Dampak secara fisiologis hampir mengenai seluruh sistem tubuh, seperti hal-hal berikut:
  1. Perubahan pada warna rambut dari hitam menjadi kecoklat-coklatan, ubanan atau kerontokan.
  2. Gangguan pada penglihatan.
  3. Tinitus (pendengaran berdering).
  4. Daya mengingat, konsentrasi, dan berpikir menurun.
  5. Wajah nampak tegang, serius, tidak santai, sulit senyum, serta terdapat kerutan pada kulit dan wajah.
  6. Bibir, mulut terasa kering, dan tenggorokan terasa tercekik.
  7. Kulit menjadi dingin atau panas, banyak berkeringat, biduran dan gatal-gatal.
  8. Nafas terasa berat dan sesak.
  9. Jantung berdebar-debar, muka merah, dan pucat.
  10. Lambung mual, kembung atau pedih.
  11. Sering berkemih.
  12. Otot sakit, seperti ditusuk-tusuk, pegal dan tegang.
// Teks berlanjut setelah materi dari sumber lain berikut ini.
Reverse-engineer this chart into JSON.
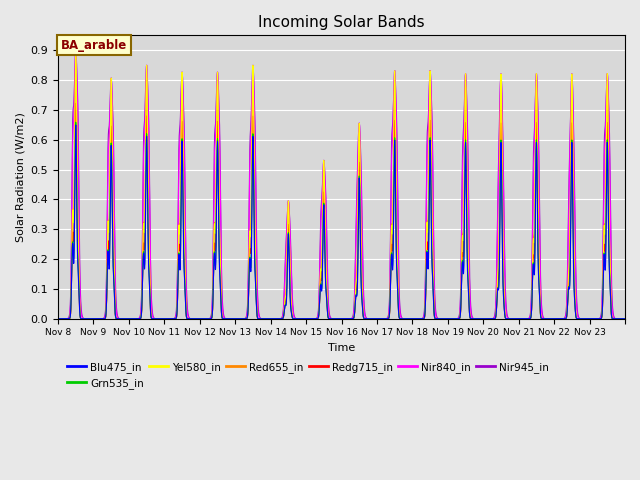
{
  "title": "Incoming Solar Bands",
  "xlabel": "Time",
  "ylabel": "Solar Radiation (W/m2)",
  "ylim": [
    0.0,
    0.95
  ],
  "yticks": [
    0.0,
    0.1,
    0.2,
    0.3,
    0.4,
    0.5,
    0.6,
    0.7,
    0.8,
    0.9
  ],
  "annotation_text": "BA_arable",
  "annotation_bg": "#ffffcc",
  "annotation_border": "#886600",
  "series": [
    {
      "label": "Blu475_in",
      "color": "#0000ff",
      "lw": 0.8
    },
    {
      "label": "Grn535_in",
      "color": "#00cc00",
      "lw": 0.8
    },
    {
      "label": "Yel580_in",
      "color": "#ffff00",
      "lw": 0.8
    },
    {
      "label": "Red655_in",
      "color": "#ff8800",
      "lw": 0.8
    },
    {
      "label": "Redg715_in",
      "color": "#ff0000",
      "lw": 0.8
    },
    {
      "label": "Nir840_in",
      "color": "#ff00ff",
      "lw": 0.8
    },
    {
      "label": "Nir945_in",
      "color": "#9900cc",
      "lw": 0.8
    }
  ],
  "day_peaks": [
    {
      "day": 0,
      "main": 0.9,
      "pre": 0.345,
      "post": 0.18
    },
    {
      "day": 1,
      "main": 0.805,
      "pre": 0.31,
      "post": 0.155
    },
    {
      "day": 2,
      "main": 0.848,
      "pre": 0.3,
      "post": 0.16
    },
    {
      "day": 3,
      "main": 0.825,
      "pre": 0.295,
      "post": 0.15
    },
    {
      "day": 4,
      "main": 0.825,
      "pre": 0.3,
      "post": 0.155
    },
    {
      "day": 5,
      "main": 0.848,
      "pre": 0.275,
      "post": 0.14
    },
    {
      "day": 6,
      "main": 0.395,
      "pre": 0.06,
      "post": 0.03
    },
    {
      "day": 7,
      "main": 0.53,
      "pre": 0.155,
      "post": 0.09
    },
    {
      "day": 8,
      "main": 0.655,
      "pre": 0.105,
      "post": 0.075
    },
    {
      "day": 9,
      "main": 0.83,
      "pre": 0.295,
      "post": 0.15
    },
    {
      "day": 10,
      "main": 0.83,
      "pre": 0.305,
      "post": 0.155
    },
    {
      "day": 11,
      "main": 0.82,
      "pre": 0.26,
      "post": 0.135
    },
    {
      "day": 12,
      "main": 0.82,
      "pre": 0.135,
      "post": 0.07
    },
    {
      "day": 13,
      "main": 0.82,
      "pre": 0.25,
      "post": 0.13
    },
    {
      "day": 14,
      "main": 0.82,
      "pre": 0.14,
      "post": 0.075
    },
    {
      "day": 15,
      "main": 0.82,
      "pre": 0.295,
      "post": 0.15
    }
  ],
  "num_days": 16,
  "start_day": 8,
  "x_tick_labels": [
    "Nov 8",
    "Nov 9",
    "Nov 10",
    "Nov 11",
    "Nov 12",
    "Nov 13",
    "Nov 14",
    "Nov 15",
    "Nov 16",
    "Nov 17",
    "Nov 18",
    "Nov 19",
    "Nov 20",
    "Nov 21",
    "Nov 22",
    "Nov 23"
  ],
  "plot_bg": "#d8d8d8",
  "fig_bg": "#e8e8e8"
}
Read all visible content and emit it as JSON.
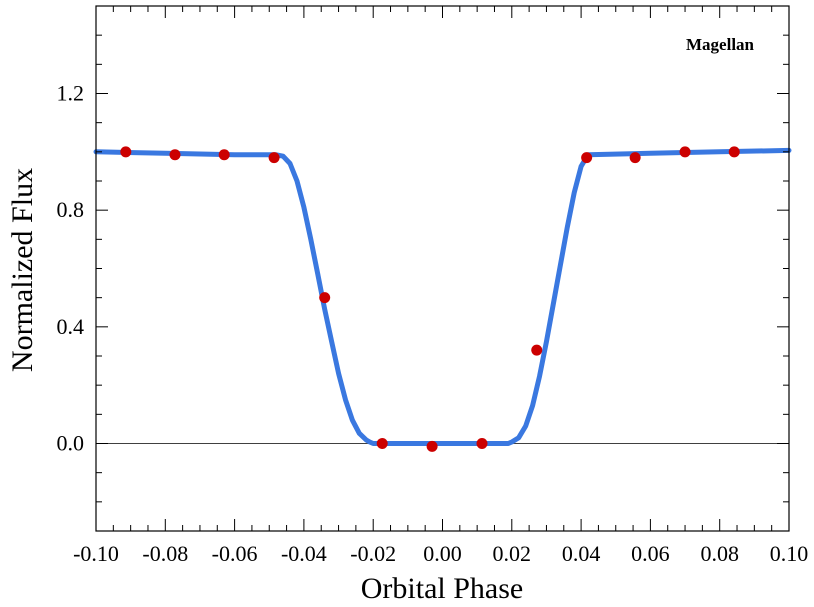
{
  "chart_data": {
    "type": "scatter",
    "title": "",
    "xlabel": "Orbital Phase",
    "ylabel": "Normalized Flux",
    "annotation": "Magellan",
    "xlim": [
      -0.1,
      0.1
    ],
    "ylim": [
      -0.3,
      1.5
    ],
    "x_ticks": [
      -0.1,
      -0.08,
      -0.06,
      -0.04,
      -0.02,
      0.0,
      0.02,
      0.04,
      0.06,
      0.08,
      0.1
    ],
    "x_tick_labels": [
      "-0.10",
      "-0.08",
      "-0.06",
      "-0.04",
      "-0.02",
      "0.00",
      "0.02",
      "0.04",
      "0.06",
      "0.08",
      "0.10"
    ],
    "y_ticks": [
      0.0,
      0.4,
      0.8,
      1.2
    ],
    "y_tick_labels": [
      "0.0",
      "0.4",
      "0.8",
      "1.2"
    ],
    "zero_line": 0.0,
    "grid": false,
    "series": [
      {
        "type": "scatter",
        "color": "#cc0000",
        "x": [
          -0.0914,
          -0.0772,
          -0.063,
          -0.0486,
          -0.034,
          -0.0174,
          -0.003,
          0.0114,
          0.0272,
          0.0416,
          0.0556,
          0.07,
          0.0842
        ],
        "y": [
          1.0,
          0.99,
          0.99,
          0.98,
          0.5,
          0.0,
          -0.01,
          0.0,
          0.32,
          0.98,
          0.98,
          1.0,
          1.0
        ]
      },
      {
        "type": "line",
        "color": "#3a78e0",
        "x": [
          -0.1,
          -0.08,
          -0.06,
          -0.048,
          -0.046,
          -0.044,
          -0.042,
          -0.04,
          -0.038,
          -0.036,
          -0.034,
          -0.032,
          -0.03,
          -0.028,
          -0.026,
          -0.024,
          -0.022,
          -0.021,
          -0.02,
          -0.018,
          0.018,
          0.019,
          0.02,
          0.022,
          0.024,
          0.026,
          0.028,
          0.03,
          0.032,
          0.034,
          0.036,
          0.038,
          0.04,
          0.042,
          0.06,
          0.08,
          0.1
        ],
        "y": [
          1.0,
          0.995,
          0.99,
          0.99,
          0.985,
          0.96,
          0.9,
          0.81,
          0.7,
          0.58,
          0.46,
          0.35,
          0.24,
          0.15,
          0.08,
          0.035,
          0.012,
          0.005,
          0.0,
          0.0,
          0.0,
          0.0,
          0.005,
          0.02,
          0.06,
          0.13,
          0.23,
          0.35,
          0.48,
          0.61,
          0.74,
          0.86,
          0.95,
          0.99,
          0.995,
          1.0,
          1.005
        ]
      }
    ]
  }
}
  13. Kadar gula meninggi.
  14. Libido menurun atau meningkat.

Dampak Psikologis Karena Stres

Dampak terhadap psikologis, yaitu timbulnya masalah-masalah seperti berikut:
  1. Kecemasan, merupakan tanda bahaya atau menyatakan emosi yang tidak menyenangkan sama dengan istilah khawatir, tegang, prihatin, takut seperti jantung berdebar-debar, keluar keringat dingin, mulut kering, tekanan darah tinggi dan susah tidur.
  2. Kemarahan dan agresi, yaitu perasaan jengkel sebagai respon terhadap kecemasan yang dirasakan sebagai ancaman. Kemarahan merupakan reaksi umum lain terhadap situasi stres yang mungkin dapat menyebabkan agresi.
  3. Depresi, adalah keadaan yang ditandai dengan hilangnya gairah dan semangat, terkadang disertai rasa sedih.